Позавтракав, лейтенант набросил на плечи пиджак, висевший на спинке его стула, и не торопясь вышел на улицу. Согласно плану, выработанному еще ночью, он решил сразу же направиться на станцию. Она находилась недалеко от улицы Пржевальского, и Малиновкин быстро добрался до пассажирской платформы.

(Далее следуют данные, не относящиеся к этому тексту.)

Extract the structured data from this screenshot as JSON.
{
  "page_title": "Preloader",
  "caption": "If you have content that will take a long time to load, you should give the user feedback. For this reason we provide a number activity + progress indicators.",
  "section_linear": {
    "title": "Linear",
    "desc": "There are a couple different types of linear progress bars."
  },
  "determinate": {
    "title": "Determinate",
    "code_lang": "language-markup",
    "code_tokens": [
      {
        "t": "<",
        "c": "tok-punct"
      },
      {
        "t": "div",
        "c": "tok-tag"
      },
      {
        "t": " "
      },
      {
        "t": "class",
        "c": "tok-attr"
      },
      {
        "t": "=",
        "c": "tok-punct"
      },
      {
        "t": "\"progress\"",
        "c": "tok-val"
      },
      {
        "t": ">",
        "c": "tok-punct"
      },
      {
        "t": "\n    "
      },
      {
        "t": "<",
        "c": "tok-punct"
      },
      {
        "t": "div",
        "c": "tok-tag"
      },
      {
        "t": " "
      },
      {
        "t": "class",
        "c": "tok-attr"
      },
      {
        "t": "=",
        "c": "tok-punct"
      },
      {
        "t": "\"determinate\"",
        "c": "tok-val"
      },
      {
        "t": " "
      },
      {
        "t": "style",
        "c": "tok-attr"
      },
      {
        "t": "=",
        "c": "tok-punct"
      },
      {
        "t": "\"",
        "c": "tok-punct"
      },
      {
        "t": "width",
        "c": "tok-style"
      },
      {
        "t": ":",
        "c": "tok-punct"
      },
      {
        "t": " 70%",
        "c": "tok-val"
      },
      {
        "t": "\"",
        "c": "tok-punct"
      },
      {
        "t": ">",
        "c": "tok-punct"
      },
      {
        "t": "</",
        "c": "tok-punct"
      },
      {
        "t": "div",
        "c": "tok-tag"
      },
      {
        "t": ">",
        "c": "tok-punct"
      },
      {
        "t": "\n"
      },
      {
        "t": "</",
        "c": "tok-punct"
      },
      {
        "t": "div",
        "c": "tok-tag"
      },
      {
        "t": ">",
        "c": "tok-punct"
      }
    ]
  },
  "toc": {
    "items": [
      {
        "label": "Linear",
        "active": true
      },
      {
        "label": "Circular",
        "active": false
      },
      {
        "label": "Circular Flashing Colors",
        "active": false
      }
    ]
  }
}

Лейтенант не раз бывал здесь и прежде, но теперь, ранним солнечным утром, станция представлялась ему в каком-то ином свете. Показалось даже, что и зелени тут больше, чем было раньше, и что не такая уж она пыльная, какой была на самом деле. Рельсы же так сверкали в солнечных лучах, будто были отлиты из драгоценного металла. Даже водонапорная башня, кго знает когда побеленная обыкновенной известью, поражала теперь своей белизной. А паровоз, только что поданный под тяжеловесный состав, попыхивал таким густо клубившимся паром, с такими живописными переливами белых, синеватых и сизоватых тонов, какие бывают только на полотнах художников.
“Вот что значит хорошее солнечное утро и хорошее настроение, – невольно подумал Малиновкин. – Совсем другими глазами все вокруг видишь”.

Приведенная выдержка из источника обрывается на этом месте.